After parting ways with their label, the Canadian rockers release their first indie record in over a decade with a little help from fans via Kickstarter. The End is Where We Begin is the album that old school Thousand Foot Krutch fans have been waiting for. There are tracks that touch on each of the sounds TFK has covered over the past twelve years with a couple of surprises thrown in along the way. “Light Up the Sky” and “War of Change” brought me straight back to Set It Off with the rap-rock sound that made me fall in love with TFK in the first place. “We Are” and “I Get Wicked” are more of that polished sounding rock that has come to be synonymous with Thousand Foot Krutch. The album brings you on a musical ride that makes you nostalgic inside if you’ve followed TFK’s career and showcases all the sides of the band if you’re a new fan.

There are some theatrical bells and whistles thrown in with vocal tracks that sound like they could be from a movie trailer and strings on a couple of the songs add a refined feel. As on every album they have a song or two that are ballads and touch on a deeper subject and this album is no different. However, one of those slower tracks, “All I Need to Know,” turned out to be a bouncy, acoustic track that makes me bob my head, smile and agree when they sing, “…and I don’t know which way the wind will blow, but you’re here with me, and that’s all I need to know.”
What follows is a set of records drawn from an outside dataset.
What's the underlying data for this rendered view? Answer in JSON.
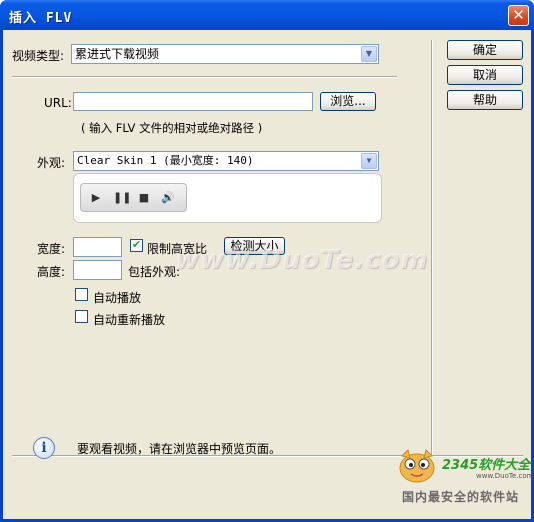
{
  "window": {
    "title": "插入 FLV",
    "close_glyph": "✕"
  },
  "form": {
    "video_type_label": "视频类型:",
    "video_type_value": "累进式下载视频",
    "url_label": "URL:",
    "url_value": "",
    "browse_label": "浏览...",
    "url_hint": "( 输入 FLV 文件的相对或绝对路径 )",
    "skin_label": "外观:",
    "skin_value": "Clear Skin 1 (最小宽度: 140)",
    "width_label": "宽度:",
    "width_value": "",
    "constrain_label": "限制高宽比",
    "constrain_checked": true,
    "detect_size_label": "检测大小",
    "height_label": "高度:",
    "height_value": "",
    "include_skin_label": "包括外观:",
    "autoplay_label": "自动播放",
    "autoplay_checked": false,
    "autorewind_label": "自动重新播放",
    "autorewind_checked": false
  },
  "side_buttons": {
    "ok": "确定",
    "cancel": "取消",
    "help": "帮助"
  },
  "info": {
    "icon": "info-icon",
    "text": "要观看视频，请在浏览器中预览页面。"
  },
  "player_controls": [
    "play-icon",
    "pause-icon",
    "stop-icon",
    "volume-icon"
  ],
  "watermark": {
    "text": "www.DuoTe.com"
  },
  "logo": {
    "brand": "2345软件大全",
    "url": "www.DuoTe.com",
    "slogan": "国内最安全的软件站"
  }
}
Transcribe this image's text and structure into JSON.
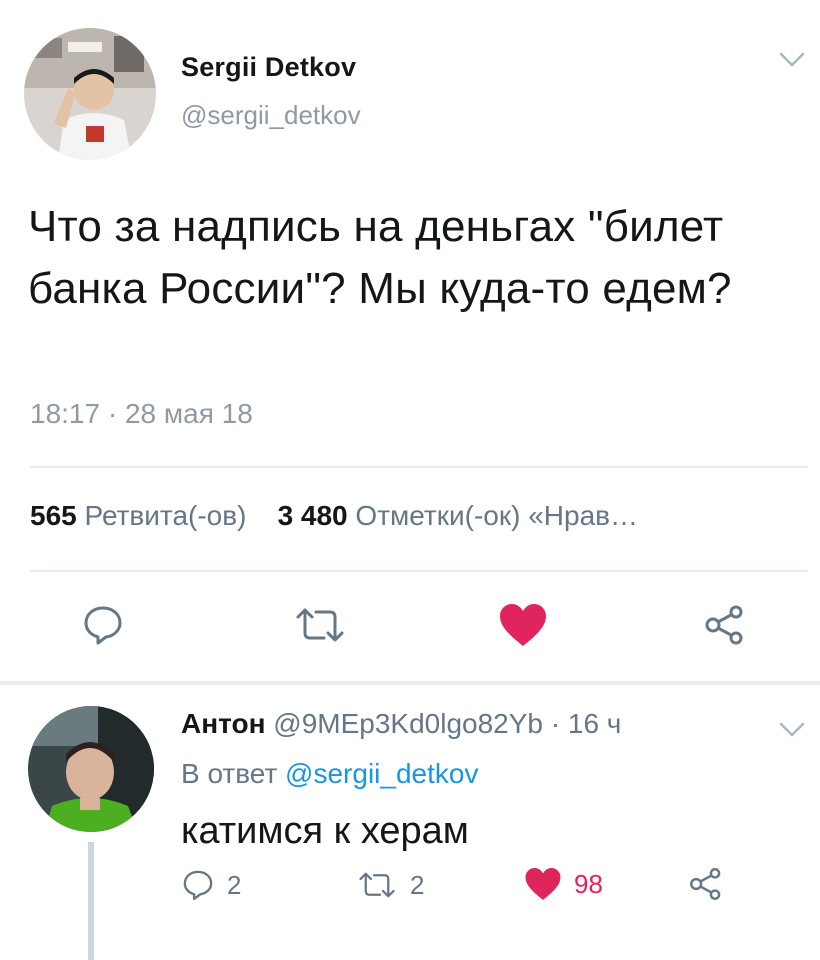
{
  "tweet": {
    "author_name": "Sergii Detkov",
    "author_handle": "@sergii_detkov",
    "text": "Что за надпись на деньгах \"билет банка России\"? Мы куда-то едем?",
    "timestamp": "18:17 · 28 мая 18",
    "retweets_count": "565",
    "retweets_label": "Ретвита(-ов)",
    "likes_count": "3 480",
    "likes_label": "Отметки(-ок)",
    "more_label": "«Нрав…"
  },
  "reply": {
    "author_name": "Антон",
    "meta": "@9MEp3Kd0lgo82Yb · 16 ч",
    "reply_prefix": "В ответ",
    "reply_to_handle": "@sergii_detkov",
    "text": "катимся к херам",
    "replies_count": "2",
    "retweets_count": "2",
    "likes_count": "98"
  },
  "colors": {
    "like_red": "#e0245e",
    "link_blue": "#1b95e0",
    "icon_gray": "#657786",
    "muted_text": "#8f9aa4"
  },
  "icons": {
    "menu": "chevron-down-icon",
    "reply": "speech-bubble-icon",
    "retweet": "retweet-arrows-icon",
    "like": "heart-icon",
    "share": "share-icon"
  }
}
Overall: The End Is Where We Begin is strong musically and lyrically and is one of their most creative projects to date. The 15 tracks never seemed to drag on or get repetitive and while the whole cd reminded me of Thousand Foot Krutch through the years it didn’t seem like old songs with a fresh coat of paint, the whole album is raw energy. I have to say, this is in the running for being my favorite Thousand Foot Krutch album, right up there with Set It Off and Phenomenon. Being an indie band looks good on TFK.